Greater intermanual transfer in the elderly suggests age-related bilateral motor cortex activation is compensatory.

Hemispheric lateralization of movement control diminishes with age; whether this is compensatory or maladaptive is debated. The authors hypothesized that if compensatory, bilateral activation would lead to greater intermanual transfer in older subjects learning tasks that activate the cortex unilaterally in young adults. They studied 10 young and 14 older subjects, learning a unimanual visuomotor task comprising a feedforward phase, where there is unilateral cortical activation in young adults, and a feedback phase, which activates the cortex bilaterally in both age groups. Increased intermanual transfer was demonstrated in older subjects during feedforward learning, with no difference between groups during feedback learning. This finding is consistent with bilateral cortical activation being compensatory to maintain performance despite declining computational efficiency in neural networks.

High-energy and -protein diet increases brain and corticospinal tract growth in term and preterm infants after perinatal brain injury.

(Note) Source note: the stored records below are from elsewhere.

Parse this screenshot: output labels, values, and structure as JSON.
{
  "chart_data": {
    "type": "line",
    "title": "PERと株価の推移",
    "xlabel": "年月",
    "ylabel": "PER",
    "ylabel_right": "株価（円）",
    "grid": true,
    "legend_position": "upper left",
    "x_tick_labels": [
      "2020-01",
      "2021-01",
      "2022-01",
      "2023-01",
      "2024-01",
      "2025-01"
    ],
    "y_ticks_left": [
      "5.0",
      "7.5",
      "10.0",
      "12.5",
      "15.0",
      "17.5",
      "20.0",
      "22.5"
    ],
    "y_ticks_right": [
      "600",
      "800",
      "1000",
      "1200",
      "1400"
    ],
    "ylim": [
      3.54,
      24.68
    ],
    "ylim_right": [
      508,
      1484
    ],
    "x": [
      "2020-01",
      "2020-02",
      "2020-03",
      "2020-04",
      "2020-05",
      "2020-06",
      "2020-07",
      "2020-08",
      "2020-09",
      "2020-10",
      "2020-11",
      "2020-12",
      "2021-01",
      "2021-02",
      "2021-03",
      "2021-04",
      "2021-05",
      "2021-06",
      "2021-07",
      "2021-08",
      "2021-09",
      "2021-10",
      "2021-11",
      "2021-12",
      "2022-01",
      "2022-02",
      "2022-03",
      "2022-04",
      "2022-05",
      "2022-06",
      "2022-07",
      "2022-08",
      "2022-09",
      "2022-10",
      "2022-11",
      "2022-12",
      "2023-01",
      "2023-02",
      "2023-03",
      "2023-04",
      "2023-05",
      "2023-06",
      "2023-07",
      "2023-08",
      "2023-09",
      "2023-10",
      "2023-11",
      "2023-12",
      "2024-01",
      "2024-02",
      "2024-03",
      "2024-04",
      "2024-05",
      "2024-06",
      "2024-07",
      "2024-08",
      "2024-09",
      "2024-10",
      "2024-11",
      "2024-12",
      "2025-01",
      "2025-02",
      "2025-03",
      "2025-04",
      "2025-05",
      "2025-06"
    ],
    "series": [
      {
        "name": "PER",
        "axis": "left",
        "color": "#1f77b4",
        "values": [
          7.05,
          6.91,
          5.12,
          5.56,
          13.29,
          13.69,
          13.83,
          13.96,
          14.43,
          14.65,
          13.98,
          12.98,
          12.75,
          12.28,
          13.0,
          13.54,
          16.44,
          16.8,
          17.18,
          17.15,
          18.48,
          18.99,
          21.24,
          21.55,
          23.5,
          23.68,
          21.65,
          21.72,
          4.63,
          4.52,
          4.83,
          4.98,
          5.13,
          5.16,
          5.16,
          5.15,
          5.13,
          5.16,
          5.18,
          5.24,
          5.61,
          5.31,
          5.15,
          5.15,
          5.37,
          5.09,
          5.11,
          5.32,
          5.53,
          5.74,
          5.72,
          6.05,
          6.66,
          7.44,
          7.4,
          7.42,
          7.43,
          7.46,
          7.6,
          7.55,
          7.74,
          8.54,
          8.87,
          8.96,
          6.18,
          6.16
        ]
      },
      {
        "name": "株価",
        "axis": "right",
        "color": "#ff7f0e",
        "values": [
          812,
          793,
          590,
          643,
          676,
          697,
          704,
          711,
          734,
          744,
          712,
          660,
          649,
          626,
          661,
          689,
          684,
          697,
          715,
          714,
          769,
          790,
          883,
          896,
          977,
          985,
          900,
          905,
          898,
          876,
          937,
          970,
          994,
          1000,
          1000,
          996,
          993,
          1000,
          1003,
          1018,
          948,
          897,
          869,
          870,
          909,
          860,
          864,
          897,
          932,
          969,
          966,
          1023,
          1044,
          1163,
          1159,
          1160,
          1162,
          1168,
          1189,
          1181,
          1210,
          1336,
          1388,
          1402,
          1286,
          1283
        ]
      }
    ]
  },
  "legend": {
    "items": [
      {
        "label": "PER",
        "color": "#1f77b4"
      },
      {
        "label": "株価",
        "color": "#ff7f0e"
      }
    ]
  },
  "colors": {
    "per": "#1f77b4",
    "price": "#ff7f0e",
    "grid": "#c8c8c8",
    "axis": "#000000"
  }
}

OBJECTIVE: Our hypothesis was that infants with perinatal brain injury fail to thrive in the first postnatal year because of increased energy and protein requirements from deficits that accumulated during neonatal intensive care. Our aim was to assess whether dietary energy and protein input was a rate-limiting factor in brain and body growth in the first year after birth. METHODS: We conducted a prospective, double-blind and randomized, 2-stage group sequential study and controlled for gestation, gender, and brain lesion. Neonates with perinatal brain damage were randomly allocated to receive either a high- (120% recommended average intake) or average (100% recommended average intake) energy and protein diet. The study began at term and continued for 12 months. Three-day dietary diaries estimated energy and protein intake. The primary outcome measure was growth of occipitofrontal circumference. Other measures were growth of axonal diameters in the corticospinal tract, which were estimated by using transcranial magnetic stimulation, weight gain, and length. RESULTS: The study was terminated at the first analysis when the 16 subjects had completed the protocol, because the predetermined stopping criterion of >1 SD difference in occipitofrontal circumference at 12 months' corrected age in those receiving the higher-energy and -protein diet had been demonstrated. Axonal diameters in the corticospinal tract, length, and weight were also significantly increased. CONCLUSIONS: These data support our hypothesis that infants with significant perinatal brain damage have increased nutritional requirements in the first postnatal year and suggest that decreased postnatal brain growth may exacerbate their impairment. There are no measures of cognitive ability at 12 months of age, and whether there will be any improvement in the status of these children, therefore, remains to be shown.